Una información muy interesante y algo problemática. Porque de haber estado con alguien, le habría resultado fácil ignorarle. Absurdo. Podía ignorarle de todos modos.

–Si insistes en ayudar a mi hija, no voy a quejarme. Me ahorrarás un montón de quebraderos de cabeza, aunque lo más probable es que te lleves unos cuantos a cambio.

–Creo que podré con una niña de diez años. Y como ya te he dicho, parece una buena niña.

Erica quiso decir que ya lo verían después de ayudarla con los deberes, pero se limitó a acompañarle a la cocina donde Stormy le esperaba golpeando la mesa con el lápiz, impaciente.

Erica intentó no quedarse boquiabierta cuando Kieran se quitó la chaqueta, la dejó sobre el respaldo de una silla y a continuación le dio la vuelta y se sentó a horcajadas.

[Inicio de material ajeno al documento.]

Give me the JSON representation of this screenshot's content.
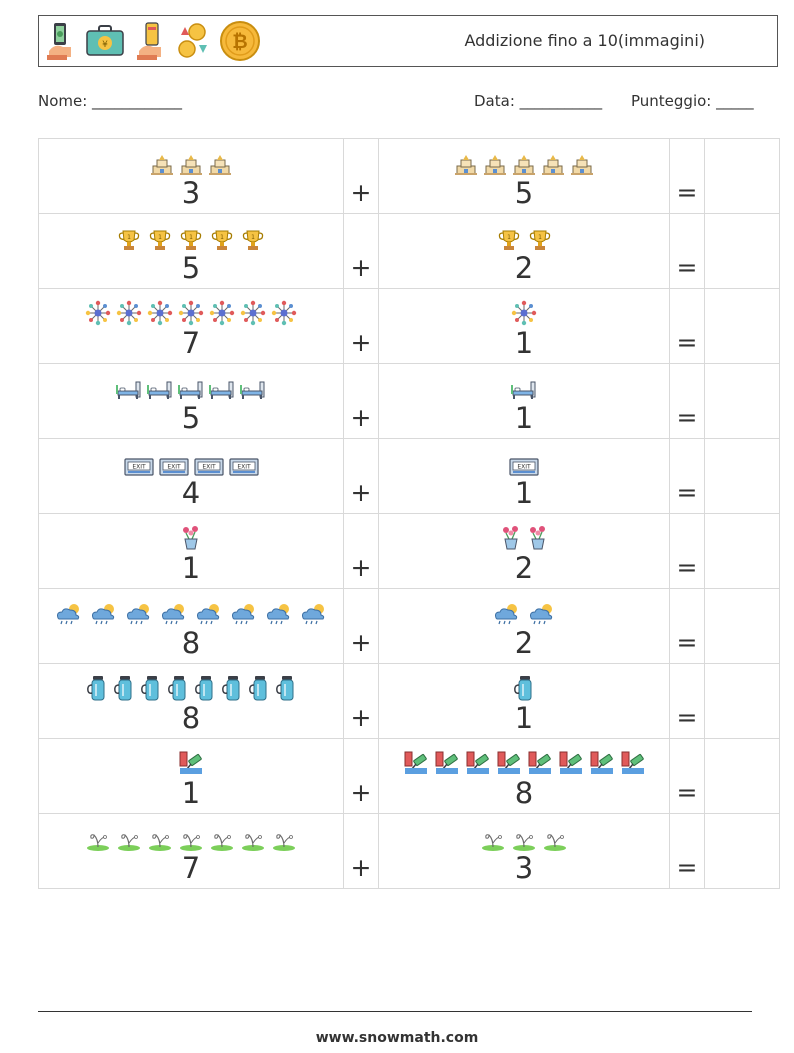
{
  "header": {
    "title": "Addizione fino a 10(immagini)",
    "icons": [
      "money-hand-icon",
      "yen-briefcase-icon",
      "card-hand-icon",
      "coin-exchange-icon",
      "bitcoin-coin-icon"
    ]
  },
  "form": {
    "nome_label": "Nome: ____________",
    "data_label": "Data: ___________",
    "punteggio_label": "Punteggio: _____"
  },
  "plus": "+",
  "equals": "=",
  "problems": [
    {
      "a": 3,
      "b": 5,
      "icon": "temple-icon"
    },
    {
      "a": 5,
      "b": 2,
      "icon": "trophy-icon"
    },
    {
      "a": 7,
      "b": 1,
      "icon": "molecule-icon"
    },
    {
      "a": 5,
      "b": 1,
      "icon": "hospital-bed-icon"
    },
    {
      "a": 4,
      "b": 1,
      "icon": "exit-sign-icon"
    },
    {
      "a": 1,
      "b": 2,
      "icon": "flower-pot-icon"
    },
    {
      "a": 8,
      "b": 2,
      "icon": "rain-cloud-sun-icon"
    },
    {
      "a": 8,
      "b": 1,
      "icon": "thermos-icon"
    },
    {
      "a": 1,
      "b": 8,
      "icon": "paint-roller-icon"
    },
    {
      "a": 7,
      "b": 3,
      "icon": "sprout-icon"
    }
  ],
  "footer": "www.snowmath.com"
}
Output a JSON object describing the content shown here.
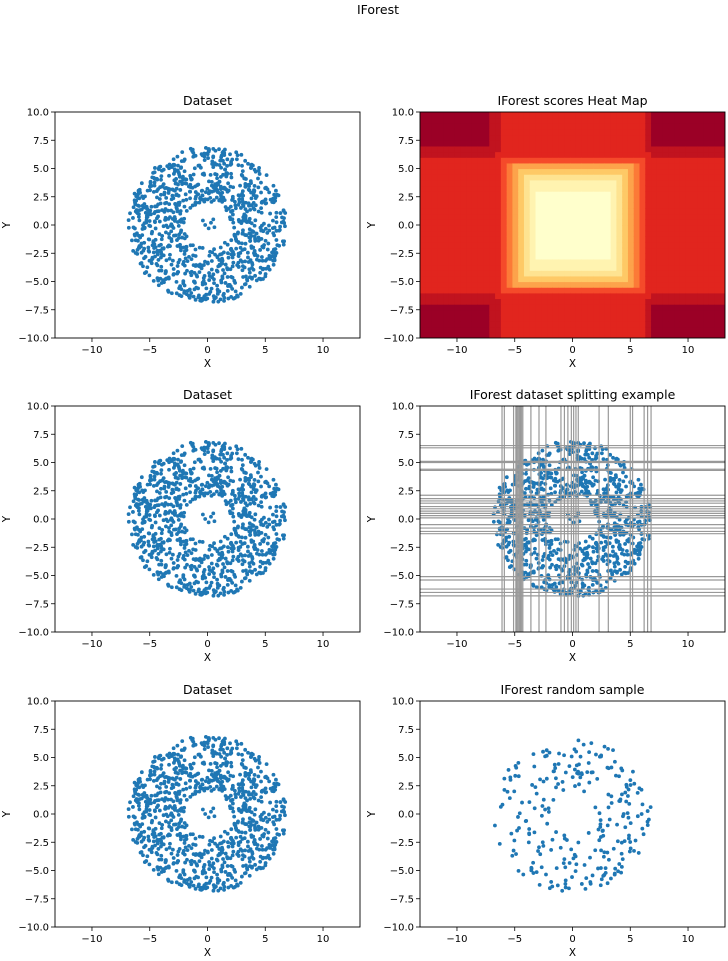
{
  "figure": {
    "suptitle": "IForest"
  },
  "colors": {
    "points": "#1f77b4",
    "split_lines": "#999999",
    "heat_levels": [
      "#ffffcc",
      "#fff3b0",
      "#fee391",
      "#fec966",
      "#fda34b",
      "#fc7a37",
      "#f54a2a",
      "#e1251e",
      "#c1131f",
      "#9b0026"
    ]
  },
  "chart_data": [
    {
      "type": "scatter",
      "title": "Dataset",
      "xlabel": "X",
      "ylabel": "Y",
      "xlim": [
        -13.2,
        13.2
      ],
      "ylim": [
        -10,
        10
      ],
      "xticks": [
        -10,
        -5,
        0,
        5,
        10
      ],
      "yticks": [
        -10.0,
        -7.5,
        -5.0,
        -2.5,
        0.0,
        2.5,
        5.0,
        7.5,
        10.0
      ],
      "xtick_labels": [
        "−10",
        "−5",
        "0",
        "5",
        "10"
      ],
      "ytick_labels": [
        "−10.0",
        "−7.5",
        "−5.0",
        "−2.5",
        "0.0",
        "2.5",
        "5.0",
        "7.5",
        "10.0"
      ],
      "series": [
        {
          "distribution": "annulus",
          "center": [
            0,
            0
          ],
          "inner_radius": 2.0,
          "outer_radius": 6.9,
          "n_points": 1000,
          "inner_cluster": [
            [
              -0.4,
              0.4
            ],
            [
              0.3,
              0.2
            ],
            [
              0.1,
              -0.3
            ],
            [
              0.6,
              -0.2
            ],
            [
              -0.2,
              0.0
            ],
            [
              0.5,
              0.5
            ]
          ]
        }
      ],
      "grid": false,
      "legend": "none"
    },
    {
      "type": "heatmap",
      "title": "IForest scores Heat Map",
      "xlabel": "X",
      "ylabel": "Y",
      "xlim": [
        -13.2,
        13.2
      ],
      "ylim": [
        -10,
        10
      ],
      "xticks": [
        -10,
        -5,
        0,
        5,
        10
      ],
      "yticks": [
        -10.0,
        -7.5,
        -5.0,
        -2.5,
        0.0,
        2.5,
        5.0,
        7.5,
        10.0
      ],
      "xtick_labels": [
        "−10",
        "−5",
        "0",
        "5",
        "10"
      ],
      "ytick_labels": [
        "−10.0",
        "−7.5",
        "−5.0",
        "−2.5",
        "0.0",
        "2.5",
        "5.0",
        "7.5",
        "10.0"
      ],
      "levels": 10,
      "score_range": [
        0.35,
        0.75
      ],
      "grid": false,
      "legend": "none"
    },
    {
      "type": "scatter",
      "title": "Dataset",
      "xlabel": "X",
      "ylabel": "Y",
      "xlim": [
        -13.2,
        13.2
      ],
      "ylim": [
        -10,
        10
      ],
      "xticks": [
        -10,
        -5,
        0,
        5,
        10
      ],
      "yticks": [
        -10.0,
        -7.5,
        -5.0,
        -2.5,
        0.0,
        2.5,
        5.0,
        7.5,
        10.0
      ],
      "xtick_labels": [
        "−10",
        "−5",
        "0",
        "5",
        "10"
      ],
      "ytick_labels": [
        "−10.0",
        "−7.5",
        "−5.0",
        "−2.5",
        "0.0",
        "2.5",
        "5.0",
        "7.5",
        "10.0"
      ],
      "series": [
        {
          "distribution": "annulus",
          "center": [
            0,
            0
          ],
          "inner_radius": 2.0,
          "outer_radius": 6.9,
          "n_points": 1000,
          "inner_cluster": [
            [
              -0.4,
              0.4
            ],
            [
              0.3,
              0.2
            ],
            [
              0.1,
              -0.3
            ],
            [
              0.6,
              -0.2
            ],
            [
              -0.2,
              0.0
            ],
            [
              0.5,
              0.5
            ]
          ]
        }
      ],
      "grid": false,
      "legend": "none"
    },
    {
      "type": "scatter",
      "title": "IForest dataset splitting example",
      "xlabel": "X",
      "ylabel": "Y",
      "xlim": [
        -13.2,
        13.2
      ],
      "ylim": [
        -10,
        10
      ],
      "xticks": [
        -10,
        -5,
        0,
        5,
        10
      ],
      "yticks": [
        -10.0,
        -7.5,
        -5.0,
        -2.5,
        0.0,
        2.5,
        5.0,
        7.5,
        10.0
      ],
      "xtick_labels": [
        "−10",
        "−5",
        "0",
        "5",
        "10"
      ],
      "ytick_labels": [
        "−10.0",
        "−7.5",
        "−5.0",
        "−2.5",
        "0.0",
        "2.5",
        "5.0",
        "7.5",
        "10.0"
      ],
      "series": [
        {
          "distribution": "annulus",
          "center": [
            0,
            0
          ],
          "inner_radius": 2.0,
          "outer_radius": 6.9,
          "n_points": 1000,
          "inner_cluster": [
            [
              -0.4,
              0.4
            ],
            [
              0.3,
              0.2
            ],
            [
              0.1,
              -0.3
            ],
            [
              0.6,
              -0.2
            ],
            [
              -0.2,
              0.0
            ],
            [
              0.5,
              0.5
            ]
          ]
        }
      ],
      "vertical_splits": [
        -6.1,
        -5.9,
        -5.1,
        -4.9,
        -4.8,
        -4.7,
        -4.6,
        -4.5,
        -4.4,
        -4.3,
        -3.6,
        -2.9,
        -2.3,
        -1.0,
        -0.7,
        -0.4,
        -0.1,
        0.1,
        0.3,
        0.5,
        2.3,
        3.1,
        5.0,
        5.2,
        6.2,
        6.5,
        6.8
      ],
      "horizontal_splits": [
        6.5,
        6.3,
        5.1,
        5.0,
        4.4,
        4.3,
        2.1,
        1.8,
        1.6,
        1.4,
        1.1,
        0.9,
        0.7,
        0.5,
        0.3,
        0.1,
        -0.5,
        -0.8,
        -1.1,
        -1.3,
        -5.1,
        -5.4,
        -6.2,
        -6.5,
        -6.8
      ],
      "grid": false,
      "legend": "none"
    },
    {
      "type": "scatter",
      "title": "Dataset",
      "xlabel": "X",
      "ylabel": "Y",
      "xlim": [
        -13.2,
        13.2
      ],
      "ylim": [
        -10,
        10
      ],
      "xticks": [
        -10,
        -5,
        0,
        5,
        10
      ],
      "yticks": [
        -10.0,
        -7.5,
        -5.0,
        -2.5,
        0.0,
        2.5,
        5.0,
        7.5,
        10.0
      ],
      "xtick_labels": [
        "−10",
        "−5",
        "0",
        "5",
        "10"
      ],
      "ytick_labels": [
        "−10.0",
        "−7.5",
        "−5.0",
        "−2.5",
        "0.0",
        "2.5",
        "5.0",
        "7.5",
        "10.0"
      ],
      "series": [
        {
          "distribution": "annulus",
          "center": [
            0,
            0
          ],
          "inner_radius": 2.0,
          "outer_radius": 6.9,
          "n_points": 1000,
          "inner_cluster": [
            [
              -0.4,
              0.4
            ],
            [
              0.3,
              0.2
            ],
            [
              0.1,
              -0.3
            ],
            [
              0.6,
              -0.2
            ],
            [
              -0.2,
              0.0
            ],
            [
              0.5,
              0.5
            ]
          ]
        }
      ],
      "grid": false,
      "legend": "none"
    },
    {
      "type": "scatter",
      "title": "IForest random sample",
      "xlabel": "X",
      "ylabel": "Y",
      "xlim": [
        -13.2,
        13.2
      ],
      "ylim": [
        -10,
        10
      ],
      "xticks": [
        -10,
        -5,
        0,
        5,
        10
      ],
      "yticks": [
        -10.0,
        -7.5,
        -5.0,
        -2.5,
        0.0,
        2.5,
        5.0,
        7.5,
        10.0
      ],
      "xtick_labels": [
        "−10",
        "−5",
        "0",
        "5",
        "10"
      ],
      "ytick_labels": [
        "−10.0",
        "−7.5",
        "−5.0",
        "−2.5",
        "0.0",
        "2.5",
        "5.0",
        "7.5",
        "10.0"
      ],
      "series": [
        {
          "distribution": "annulus_sample",
          "center": [
            0,
            0
          ],
          "inner_radius": 2.0,
          "outer_radius": 6.9,
          "n_points": 256
        }
      ],
      "grid": false,
      "legend": "none"
    }
  ]
}
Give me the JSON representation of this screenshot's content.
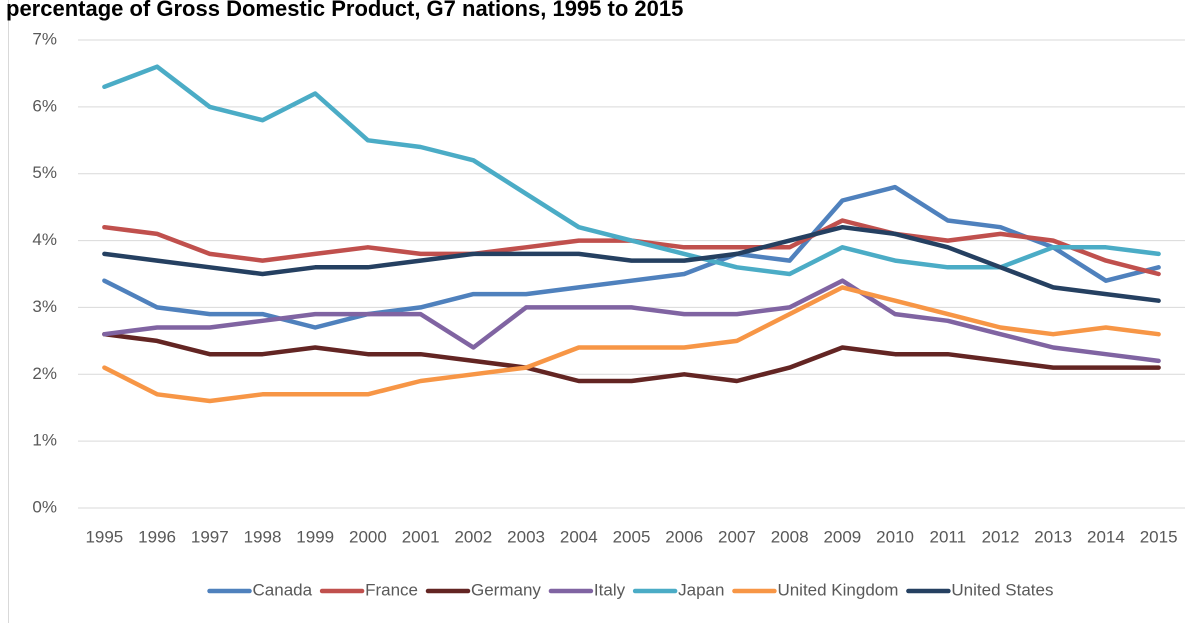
{
  "chart_data": {
    "type": "line",
    "title": "percentage of Gross Domestic Product, G7 nations, 1995 to 2015",
    "categories": [
      "1995",
      "1996",
      "1997",
      "1998",
      "1999",
      "2000",
      "2001",
      "2002",
      "2003",
      "2004",
      "2005",
      "2006",
      "2007",
      "2008",
      "2009",
      "2010",
      "2011",
      "2012",
      "2013",
      "2014",
      "2015"
    ],
    "series": [
      {
        "name": "Canada",
        "color": "#4f81bd",
        "values": [
          3.4,
          3.0,
          2.9,
          2.9,
          2.7,
          2.9,
          3.0,
          3.2,
          3.2,
          3.3,
          3.4,
          3.5,
          3.8,
          3.7,
          4.6,
          4.8,
          4.3,
          4.2,
          3.9,
          3.4,
          3.6
        ]
      },
      {
        "name": "France",
        "color": "#c0504d",
        "values": [
          4.2,
          4.1,
          3.8,
          3.7,
          3.8,
          3.9,
          3.8,
          3.8,
          3.9,
          4.0,
          4.0,
          3.9,
          3.9,
          3.9,
          4.3,
          4.1,
          4.0,
          4.1,
          4.0,
          3.7,
          3.5
        ]
      },
      {
        "name": "Germany",
        "color": "#632523",
        "values": [
          2.6,
          2.5,
          2.3,
          2.3,
          2.4,
          2.3,
          2.3,
          2.2,
          2.1,
          1.9,
          1.9,
          2.0,
          1.9,
          2.1,
          2.4,
          2.3,
          2.3,
          2.2,
          2.1,
          2.1,
          2.1
        ]
      },
      {
        "name": "Italy",
        "color": "#8064a2",
        "values": [
          2.6,
          2.7,
          2.7,
          2.8,
          2.9,
          2.9,
          2.9,
          2.4,
          3.0,
          3.0,
          3.0,
          2.9,
          2.9,
          3.0,
          3.4,
          2.9,
          2.8,
          2.6,
          2.4,
          2.3,
          2.2
        ]
      },
      {
        "name": "Japan",
        "color": "#4bacc6",
        "values": [
          6.3,
          6.6,
          6.0,
          5.8,
          6.2,
          5.5,
          5.4,
          5.2,
          4.7,
          4.2,
          4.0,
          3.8,
          3.6,
          3.5,
          3.9,
          3.7,
          3.6,
          3.6,
          3.9,
          3.9,
          3.8
        ]
      },
      {
        "name": "United Kingdom",
        "color": "#f79646",
        "values": [
          2.1,
          1.7,
          1.6,
          1.7,
          1.7,
          1.7,
          1.9,
          2.0,
          2.1,
          2.4,
          2.4,
          2.4,
          2.5,
          2.9,
          3.3,
          3.1,
          2.9,
          2.7,
          2.6,
          2.7,
          2.6
        ]
      },
      {
        "name": "United States",
        "color": "#254061",
        "values": [
          3.8,
          3.7,
          3.6,
          3.5,
          3.6,
          3.6,
          3.7,
          3.8,
          3.8,
          3.8,
          3.7,
          3.7,
          3.8,
          4.0,
          4.2,
          4.1,
          3.9,
          3.6,
          3.3,
          3.2,
          3.1
        ]
      }
    ],
    "ylim": [
      0,
      7
    ],
    "yticks": [
      {
        "value": 0,
        "label": "0%"
      },
      {
        "value": 1,
        "label": "1%"
      },
      {
        "value": 2,
        "label": "2%"
      },
      {
        "value": 3,
        "label": "3%"
      },
      {
        "value": 4,
        "label": "4%"
      },
      {
        "value": 5,
        "label": "5%"
      },
      {
        "value": 6,
        "label": "6%"
      },
      {
        "value": 7,
        "label": "7%"
      }
    ],
    "grid": true,
    "legend": "bottom"
  }
}
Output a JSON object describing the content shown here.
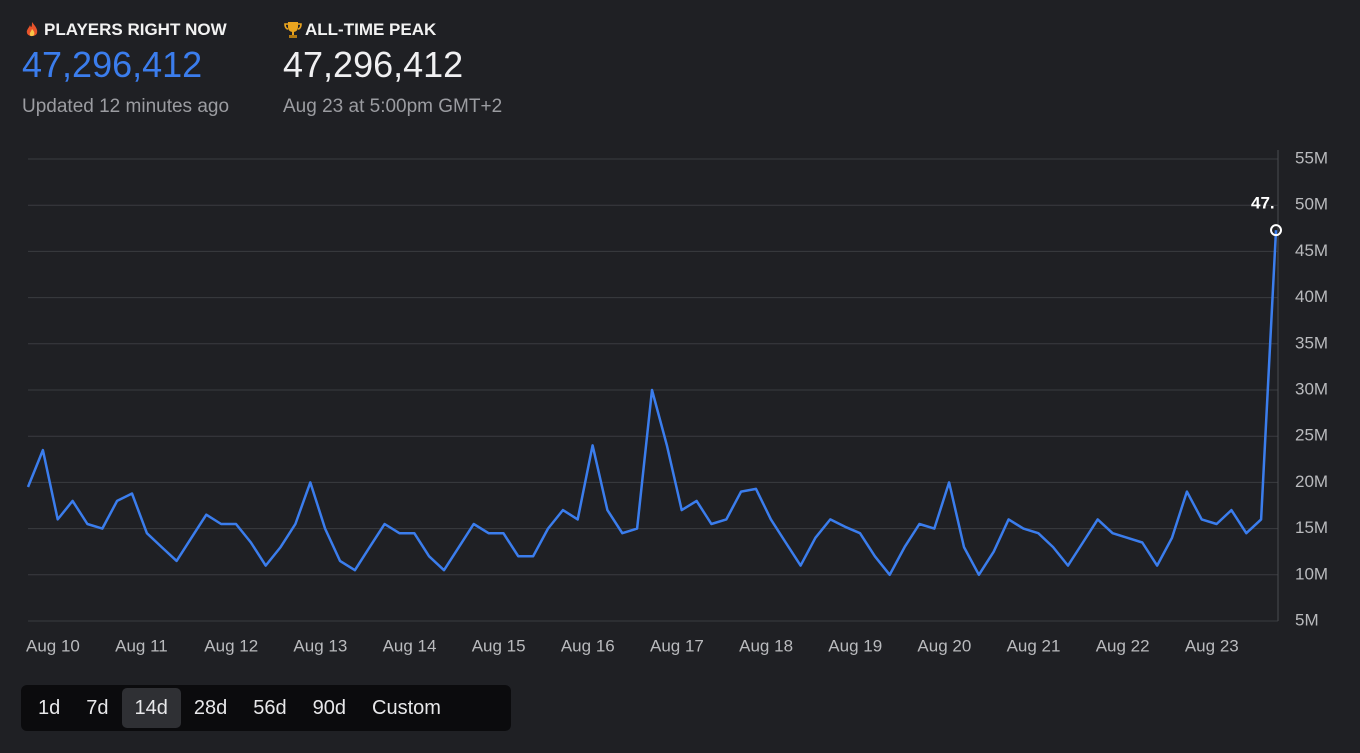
{
  "stats": [
    {
      "label": "PLAYERS RIGHT NOW",
      "value": "47,296,412",
      "note": "Updated 12 minutes ago"
    },
    {
      "label": "ALL-TIME PEAK",
      "value": "47,296,412",
      "note": "Aug 23 at 5:00pm GMT+2"
    }
  ],
  "chart_data": {
    "type": "line",
    "categories": [
      "Aug 10",
      null,
      null,
      null,
      null,
      null,
      "Aug 11",
      null,
      null,
      null,
      null,
      null,
      "Aug 12",
      null,
      null,
      null,
      null,
      null,
      "Aug 13",
      null,
      null,
      null,
      null,
      null,
      "Aug 14",
      null,
      null,
      null,
      null,
      null,
      "Aug 15",
      null,
      null,
      null,
      null,
      null,
      "Aug 16",
      null,
      null,
      null,
      null,
      null,
      "Aug 17",
      null,
      null,
      null,
      null,
      null,
      "Aug 18",
      null,
      null,
      null,
      null,
      null,
      "Aug 19",
      null,
      null,
      null,
      null,
      null,
      "Aug 20",
      null,
      null,
      null,
      null,
      null,
      "Aug 21",
      null,
      null,
      null,
      null,
      null,
      "Aug 22",
      null,
      null,
      null,
      null,
      null,
      "Aug 23",
      null,
      null,
      null,
      null,
      null,
      null
    ],
    "series": [
      {
        "color": "#3b7ded",
        "values": [
          19.5,
          23.5,
          16,
          18,
          15.5,
          15,
          18,
          18.8,
          14.5,
          13,
          11.5,
          14,
          16.5,
          15.5,
          15.5,
          13.5,
          11,
          13,
          15.5,
          20,
          15,
          11.5,
          10.5,
          13,
          15.5,
          14.5,
          14.5,
          12,
          10.5,
          13,
          15.5,
          14.5,
          14.5,
          12,
          12,
          15,
          17,
          16,
          24,
          17,
          14.5,
          15,
          30,
          24,
          17,
          18,
          15.5,
          16,
          19,
          19.3,
          16,
          13.5,
          11,
          14,
          16,
          15.2,
          14.5,
          12,
          10,
          13,
          15.5,
          15,
          20,
          13,
          10,
          12.5,
          16,
          15,
          14.5,
          13,
          11,
          13.5,
          16,
          14.5,
          14,
          13.5,
          11,
          14,
          19,
          16,
          15.5,
          17,
          14.5,
          16,
          47.296412
        ]
      }
    ],
    "annotation": "47.",
    "ylim": [
      5,
      55
    ],
    "yticks": [
      {
        "value": 5,
        "label": "5M"
      },
      {
        "value": 10,
        "label": "10M"
      },
      {
        "value": 15,
        "label": "15M"
      },
      {
        "value": 20,
        "label": "20M"
      },
      {
        "value": 25,
        "label": "25M"
      },
      {
        "value": 30,
        "label": "30M"
      },
      {
        "value": 35,
        "label": "35M"
      },
      {
        "value": 40,
        "label": "40M"
      },
      {
        "value": 45,
        "label": "45M"
      },
      {
        "value": 50,
        "label": "50M"
      },
      {
        "value": 55,
        "label": "55M"
      }
    ],
    "grid": true
  },
  "range": {
    "options": [
      "1d",
      "7d",
      "14d",
      "28d",
      "56d",
      "90d",
      "Custom"
    ],
    "selected": "14d"
  }
}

Trató de no comerse con los ojos aquellos prominentes bíceps; trató de no quedarse embobada con el tamaño de sus manos que reposaban como si tal cosa en el mesa situada delante de él. Decir que cumplía con sus expectativas sería quedarse corta. Las superaba con creces. Lo que daría por echarle mano a aquel montón de músculos, profesionalmente hablando, claro.

–En vista de que no tomas café, ¿te apetece tomar alguna otra cosa? –preguntó Erica, regresando a su papel de anfitriona.